Doogan had done that. He disposed of Dub’s body and burned his place to the ground in order to cover any evidence that might lead back to my grandmother. Over the past months, I’d wondered, over and over, about what compelled him to risk everything for Gran. A woman who wasn’t even family. One answer returned time and again, however unlikely. We’d only known each other for a few days as I’d helped him discover the fate of his sister. Then I’d shared my story with him, a story I’d shared with no one before. And that night in his arms, I’d seen it and felt it: an intimacy borne from an understanding and connection few people share. Doogan would risk anything to protect me.
“How many times did you shoot him, Gran?”
“I . . . I don’t know. . . .” She used her napkin to wipe her forehead.
“It’s important. How many? Just once?”
Her lower lip trembled. “No. More than that. I just kept pulling the trigger.”

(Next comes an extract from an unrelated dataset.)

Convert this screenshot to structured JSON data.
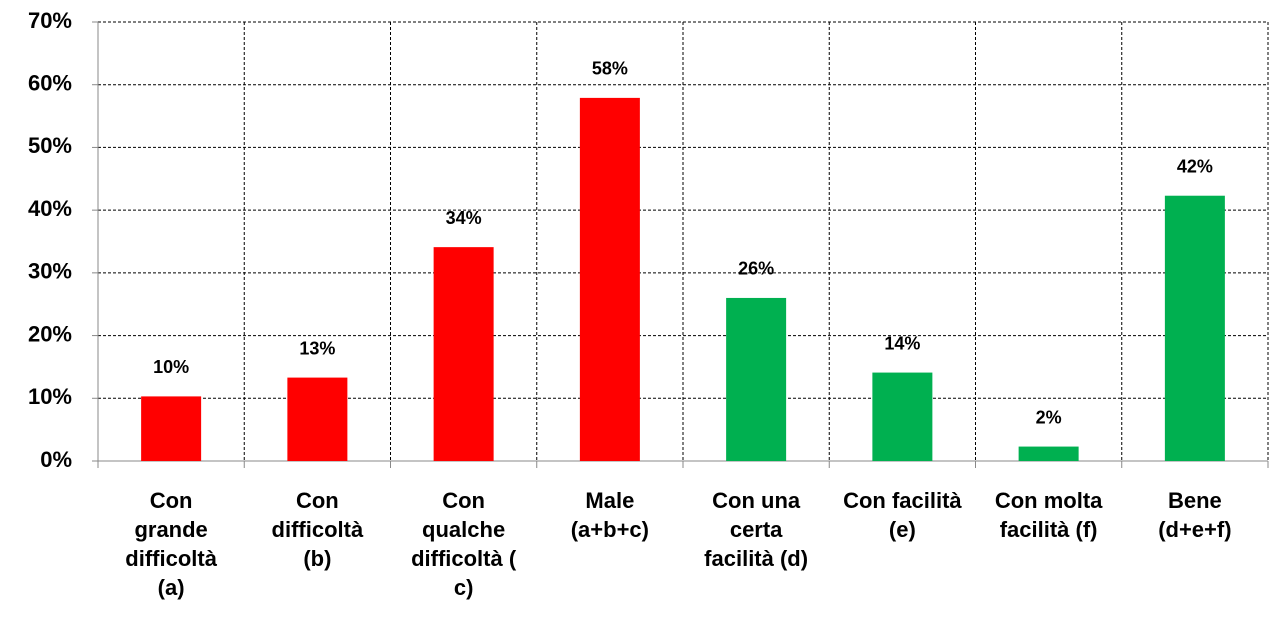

It was a little snub-nose revolver—S&W Model 36, with distinct engravings on the metal grip. She may have unloaded the whole cylinder into him. Five rounds, if it was fully loaded. “Do you know how many bullets were in the gun?”
“No. Your grandfather loaded it for me.”
None had been recovered from Dub’s burned-out trailer, and I’d only found one by the remains. There could still be more rounds. Had Doogan picked up some at Dub’s place and gotten rid of them? Had I missed something at the scene? It was possible that bullets had embedded in other parts of the body and been dragged off or ingested by predators. There were too many variables. “And the gun? You’d told me that Doogan took it from you.”
“Yes. But I don’t know what he did with it. Like I said, he told me to go inside and wash up. I didn’t see him after that.”
The gun tied Gran to the murder. If Doogan dumped it somewhere near the body and it was found . . . “Gran, what is it?”
She doubled over the table, grasping her temples and letting out a deep, body-rattling groan that set my nerves on fire. I shot out of my chair. Wilco scrambled out from under the table and began whining and sniffing at Gran’s face. I pushed him away and wrapped my arms over her shoulders. “Gran!”
She started to tell me something, but her words came out garbled and slurred. I knelt down, grasped her cheeks. The left side of her face drooped slightly.
“No! Oh, God, what have I done?” I dialed 911 and gave the operator my address. “Please hurry. It’s my grandmother. She’s having a stroke.”